Trade is common for one reason-in general, it makes everyone better off when it happens. Trade based economies are prosperous but generally also vulnerable to disruption, making it a tradeoff between security and prosperity.

To Be Finished

Economic Warfare

It is possible to cripple someone's economic system by selling goods massively under-cost, causing the economy to self-correct, men and women moving out of fields where there is a glut of production and into other fields. This can easily be done, sometimes inadvertently but most of the time intentionally, by trade, especially with a much larger power.

When using trade, it is possible to apply all gains from trade to economic warfare, losing any profit from trading as the government subisidizes factories to dump their goods in a market one wishes to disrupt or break a significant foothold into. The factories build items significantly undercost, causing the opposition's economy to rearrange itself.

Trade supplied undercost in this fashion gives double the returns in both morale (the public likes cheap goods) and wealth to the recipient, but also costs them infrastructure over the long term as unprofitable industries close down. In effect, the gains the sending party would be making are applied to buy negative economic growth, which, without intervention, can cause economic stagnation or recession in the long term. Spending wealth on positive economic growth cancels this issue out as normal.

Technology and the Economy

Or: How exactly did we get "A" from Technology?

Technological improvement also spurs economic growth as well as investment. As technology improves, productivity improves, even if the net effects are fairly minor. Therefore, Research Points can be used to improve the economy in place of wealth, representing focusing government research efforts on economic, rather than military, applications and improving prosperity in that fashion.
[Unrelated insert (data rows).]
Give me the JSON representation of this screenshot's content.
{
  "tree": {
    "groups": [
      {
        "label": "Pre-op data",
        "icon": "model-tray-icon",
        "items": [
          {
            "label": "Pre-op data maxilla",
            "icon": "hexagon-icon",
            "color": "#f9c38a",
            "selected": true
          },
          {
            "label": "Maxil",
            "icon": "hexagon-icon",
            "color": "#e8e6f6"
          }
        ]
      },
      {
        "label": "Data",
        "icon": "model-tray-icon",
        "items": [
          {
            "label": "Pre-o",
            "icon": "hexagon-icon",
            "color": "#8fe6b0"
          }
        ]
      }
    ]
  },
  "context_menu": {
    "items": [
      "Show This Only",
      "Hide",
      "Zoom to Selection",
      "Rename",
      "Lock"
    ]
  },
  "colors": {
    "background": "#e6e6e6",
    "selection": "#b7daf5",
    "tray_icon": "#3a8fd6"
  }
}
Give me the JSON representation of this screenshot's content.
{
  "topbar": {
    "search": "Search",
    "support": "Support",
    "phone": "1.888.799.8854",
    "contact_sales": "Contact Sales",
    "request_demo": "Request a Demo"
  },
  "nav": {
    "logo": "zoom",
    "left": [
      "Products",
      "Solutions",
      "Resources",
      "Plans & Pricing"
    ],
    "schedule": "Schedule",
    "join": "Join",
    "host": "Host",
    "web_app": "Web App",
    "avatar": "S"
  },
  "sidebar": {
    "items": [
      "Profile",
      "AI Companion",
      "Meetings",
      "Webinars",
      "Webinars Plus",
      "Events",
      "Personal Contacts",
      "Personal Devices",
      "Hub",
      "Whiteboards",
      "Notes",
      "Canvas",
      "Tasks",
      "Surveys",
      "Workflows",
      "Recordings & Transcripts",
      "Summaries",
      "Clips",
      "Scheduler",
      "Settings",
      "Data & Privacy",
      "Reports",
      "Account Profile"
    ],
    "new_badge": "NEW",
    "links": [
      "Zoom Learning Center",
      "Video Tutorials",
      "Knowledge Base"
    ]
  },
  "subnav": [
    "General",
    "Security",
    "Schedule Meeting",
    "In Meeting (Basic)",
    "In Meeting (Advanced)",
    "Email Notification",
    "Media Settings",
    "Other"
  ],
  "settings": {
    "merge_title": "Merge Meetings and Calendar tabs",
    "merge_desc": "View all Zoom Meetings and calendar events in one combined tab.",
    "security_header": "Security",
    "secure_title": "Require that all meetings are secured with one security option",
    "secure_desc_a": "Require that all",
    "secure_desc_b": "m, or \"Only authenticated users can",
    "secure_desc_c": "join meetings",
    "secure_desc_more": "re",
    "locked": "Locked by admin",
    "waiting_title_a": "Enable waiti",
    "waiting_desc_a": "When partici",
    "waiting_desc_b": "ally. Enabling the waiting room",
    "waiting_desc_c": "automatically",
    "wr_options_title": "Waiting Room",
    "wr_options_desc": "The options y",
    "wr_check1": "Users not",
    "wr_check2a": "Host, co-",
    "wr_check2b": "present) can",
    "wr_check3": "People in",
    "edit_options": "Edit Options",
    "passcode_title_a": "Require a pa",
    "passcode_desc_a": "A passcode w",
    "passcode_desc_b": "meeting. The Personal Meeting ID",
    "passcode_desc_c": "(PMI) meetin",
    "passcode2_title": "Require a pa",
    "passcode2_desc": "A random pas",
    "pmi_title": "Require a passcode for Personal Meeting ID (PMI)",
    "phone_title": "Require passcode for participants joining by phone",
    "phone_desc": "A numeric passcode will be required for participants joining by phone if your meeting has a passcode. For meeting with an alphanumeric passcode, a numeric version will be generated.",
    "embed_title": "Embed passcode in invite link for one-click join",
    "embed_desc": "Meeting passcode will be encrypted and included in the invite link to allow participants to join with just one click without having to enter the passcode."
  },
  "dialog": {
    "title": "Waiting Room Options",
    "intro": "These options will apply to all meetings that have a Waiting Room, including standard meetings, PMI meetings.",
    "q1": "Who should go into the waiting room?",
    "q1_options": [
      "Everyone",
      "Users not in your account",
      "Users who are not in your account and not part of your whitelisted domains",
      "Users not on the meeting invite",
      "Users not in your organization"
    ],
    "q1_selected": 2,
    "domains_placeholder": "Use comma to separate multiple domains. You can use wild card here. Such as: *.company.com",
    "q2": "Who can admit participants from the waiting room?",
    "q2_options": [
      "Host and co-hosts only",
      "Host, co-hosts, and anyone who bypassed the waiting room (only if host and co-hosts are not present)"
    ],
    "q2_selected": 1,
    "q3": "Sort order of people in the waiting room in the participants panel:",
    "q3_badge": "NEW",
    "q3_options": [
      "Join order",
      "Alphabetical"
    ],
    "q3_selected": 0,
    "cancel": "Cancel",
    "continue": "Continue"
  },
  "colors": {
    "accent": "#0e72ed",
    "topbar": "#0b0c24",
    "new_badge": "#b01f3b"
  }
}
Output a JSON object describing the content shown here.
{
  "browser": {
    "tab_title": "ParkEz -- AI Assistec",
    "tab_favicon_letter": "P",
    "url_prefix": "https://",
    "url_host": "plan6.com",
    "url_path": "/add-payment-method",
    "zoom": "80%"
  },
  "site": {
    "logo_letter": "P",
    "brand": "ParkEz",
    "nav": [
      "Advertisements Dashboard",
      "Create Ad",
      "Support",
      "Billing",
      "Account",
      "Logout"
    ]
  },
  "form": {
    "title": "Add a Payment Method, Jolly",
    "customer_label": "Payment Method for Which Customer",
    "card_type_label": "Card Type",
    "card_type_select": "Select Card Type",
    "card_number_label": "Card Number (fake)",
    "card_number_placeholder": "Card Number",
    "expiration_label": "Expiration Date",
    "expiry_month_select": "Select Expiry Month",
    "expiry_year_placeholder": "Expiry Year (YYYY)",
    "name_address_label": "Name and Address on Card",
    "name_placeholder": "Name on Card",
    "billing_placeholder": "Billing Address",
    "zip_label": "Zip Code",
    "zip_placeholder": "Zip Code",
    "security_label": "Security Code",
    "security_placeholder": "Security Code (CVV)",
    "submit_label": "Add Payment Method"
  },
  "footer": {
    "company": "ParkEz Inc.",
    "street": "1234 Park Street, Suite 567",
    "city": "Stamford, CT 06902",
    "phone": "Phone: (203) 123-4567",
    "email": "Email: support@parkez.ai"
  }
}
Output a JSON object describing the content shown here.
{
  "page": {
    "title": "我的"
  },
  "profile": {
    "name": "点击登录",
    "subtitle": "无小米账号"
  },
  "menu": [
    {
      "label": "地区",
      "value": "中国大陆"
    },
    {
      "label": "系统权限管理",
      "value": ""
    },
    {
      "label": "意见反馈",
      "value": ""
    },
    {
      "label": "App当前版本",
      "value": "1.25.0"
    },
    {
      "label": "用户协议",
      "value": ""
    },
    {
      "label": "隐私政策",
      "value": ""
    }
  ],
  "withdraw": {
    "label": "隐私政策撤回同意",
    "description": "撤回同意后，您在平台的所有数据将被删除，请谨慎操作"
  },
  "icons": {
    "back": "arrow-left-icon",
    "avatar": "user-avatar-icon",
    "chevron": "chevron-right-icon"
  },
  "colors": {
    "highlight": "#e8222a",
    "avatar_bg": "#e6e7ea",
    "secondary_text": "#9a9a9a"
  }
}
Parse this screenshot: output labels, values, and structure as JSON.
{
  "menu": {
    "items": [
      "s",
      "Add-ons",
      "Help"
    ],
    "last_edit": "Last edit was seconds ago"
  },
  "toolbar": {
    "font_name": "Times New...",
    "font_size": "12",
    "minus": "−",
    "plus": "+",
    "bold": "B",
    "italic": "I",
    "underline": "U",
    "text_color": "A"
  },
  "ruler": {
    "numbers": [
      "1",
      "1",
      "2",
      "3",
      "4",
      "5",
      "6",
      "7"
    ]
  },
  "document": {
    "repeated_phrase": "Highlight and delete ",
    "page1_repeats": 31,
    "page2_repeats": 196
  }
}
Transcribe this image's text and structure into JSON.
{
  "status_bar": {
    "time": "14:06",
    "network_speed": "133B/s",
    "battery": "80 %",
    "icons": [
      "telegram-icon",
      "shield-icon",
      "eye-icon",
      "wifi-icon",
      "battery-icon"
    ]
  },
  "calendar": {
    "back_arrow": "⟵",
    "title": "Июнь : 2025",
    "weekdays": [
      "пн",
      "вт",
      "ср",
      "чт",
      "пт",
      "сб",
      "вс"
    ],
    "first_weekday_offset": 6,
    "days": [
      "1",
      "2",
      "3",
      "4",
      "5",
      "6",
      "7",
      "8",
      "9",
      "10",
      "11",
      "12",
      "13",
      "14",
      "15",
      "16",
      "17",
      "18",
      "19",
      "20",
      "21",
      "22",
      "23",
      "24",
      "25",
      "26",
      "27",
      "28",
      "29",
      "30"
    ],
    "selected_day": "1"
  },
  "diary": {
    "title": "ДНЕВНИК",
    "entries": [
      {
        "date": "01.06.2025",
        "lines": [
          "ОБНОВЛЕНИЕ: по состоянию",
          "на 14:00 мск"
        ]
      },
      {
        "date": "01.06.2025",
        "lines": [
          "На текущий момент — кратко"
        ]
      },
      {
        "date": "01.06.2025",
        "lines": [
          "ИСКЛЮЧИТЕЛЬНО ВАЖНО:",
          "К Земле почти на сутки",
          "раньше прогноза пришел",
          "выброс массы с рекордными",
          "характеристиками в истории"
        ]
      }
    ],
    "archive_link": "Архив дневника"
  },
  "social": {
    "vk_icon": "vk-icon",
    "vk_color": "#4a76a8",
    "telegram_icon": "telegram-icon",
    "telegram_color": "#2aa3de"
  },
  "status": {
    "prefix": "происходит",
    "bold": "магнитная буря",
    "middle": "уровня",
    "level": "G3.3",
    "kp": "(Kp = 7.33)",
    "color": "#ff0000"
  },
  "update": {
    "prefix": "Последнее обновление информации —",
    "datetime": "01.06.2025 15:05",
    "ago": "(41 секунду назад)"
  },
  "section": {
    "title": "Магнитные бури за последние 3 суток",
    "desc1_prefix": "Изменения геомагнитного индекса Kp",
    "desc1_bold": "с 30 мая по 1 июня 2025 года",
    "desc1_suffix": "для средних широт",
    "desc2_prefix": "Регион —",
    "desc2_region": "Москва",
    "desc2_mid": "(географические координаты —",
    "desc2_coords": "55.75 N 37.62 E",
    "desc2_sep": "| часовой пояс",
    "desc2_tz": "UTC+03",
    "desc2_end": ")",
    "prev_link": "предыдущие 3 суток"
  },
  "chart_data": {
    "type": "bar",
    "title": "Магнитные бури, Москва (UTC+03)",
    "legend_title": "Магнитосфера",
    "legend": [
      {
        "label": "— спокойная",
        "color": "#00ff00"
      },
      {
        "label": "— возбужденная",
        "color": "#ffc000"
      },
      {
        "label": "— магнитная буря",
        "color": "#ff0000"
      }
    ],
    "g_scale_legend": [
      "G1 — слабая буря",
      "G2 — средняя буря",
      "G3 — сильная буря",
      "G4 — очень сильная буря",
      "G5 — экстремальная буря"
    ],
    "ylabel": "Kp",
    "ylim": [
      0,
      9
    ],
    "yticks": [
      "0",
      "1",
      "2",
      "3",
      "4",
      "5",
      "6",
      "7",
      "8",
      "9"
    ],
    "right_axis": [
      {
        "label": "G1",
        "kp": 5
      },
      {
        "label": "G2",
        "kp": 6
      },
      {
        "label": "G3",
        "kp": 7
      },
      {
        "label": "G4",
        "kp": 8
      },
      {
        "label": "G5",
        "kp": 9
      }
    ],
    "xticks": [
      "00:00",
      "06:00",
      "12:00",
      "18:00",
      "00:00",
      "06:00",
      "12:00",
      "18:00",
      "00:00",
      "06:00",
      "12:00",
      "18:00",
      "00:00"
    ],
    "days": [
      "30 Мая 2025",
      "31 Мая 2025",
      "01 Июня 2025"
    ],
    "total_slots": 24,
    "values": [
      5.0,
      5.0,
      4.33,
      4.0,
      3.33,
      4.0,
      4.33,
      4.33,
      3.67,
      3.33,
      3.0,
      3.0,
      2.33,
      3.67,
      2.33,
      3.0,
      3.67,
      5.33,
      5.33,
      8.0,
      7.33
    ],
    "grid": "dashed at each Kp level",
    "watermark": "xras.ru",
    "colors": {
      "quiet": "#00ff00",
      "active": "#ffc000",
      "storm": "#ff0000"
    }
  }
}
Galaxy-Wide Economic Events

Or: Help help I'm in a recession and I'm out of money!

However, most countries seek to keep a reserve of currency for a significant reason-economic fluctuations and other contingencies can only be predicted on a fairly rough scale, and must be corrected for. Lacking enough money in case of a galaxy-wide recession (not uncommon in a fairly interconnected economic system) can cause significant popular support hits.

Overcapacity

Or: The care and feeding of your very own Solow model

There are nations which generally have far more infrastructure than their savings rate and population can support. This is rare, because fundamentally this is unstable. A nation with overcapacity loses said infrastructure over time, as money and workforce are stretched too thin to accommodate it and businesses close down due to having to produce goods below their marginal cost to participate in the market. Therefore, a nation with overcapacity must invest a significant amount of wealth into maintaining growth or at least stagnation until the population and GDP grow sufficiently to support its infrastructure, as the market is already saturated and the government is essentially the sole party standing between it and collapse.

A nation with infrastructure greater than what its population can support abandons said infrastructure at a rate of (total infrastructure - maximum supportable infrastructure/50 * maximum supportable infrastructure) per quarter. So for example, Davistan has 1250 industry but can only support 250 from population and other factors. Davistan, therefore, loses 8% of its infrastructure per quarter (a -8% growth rate) unless it pays through the nose to maintain its productivity levels.

Furthermore, a nation's cost to subsidize infrastructure it cannot support is increased by a factor of (1 + total infrastructure/maximum supportable infrastructure), rounded down. So Davistan is also paying 5 times as much per unit to keep its infrastructure from decaying. Given that it's losing domestic support as its infrastructure decays, chances are it will be an ex-nation within a few years.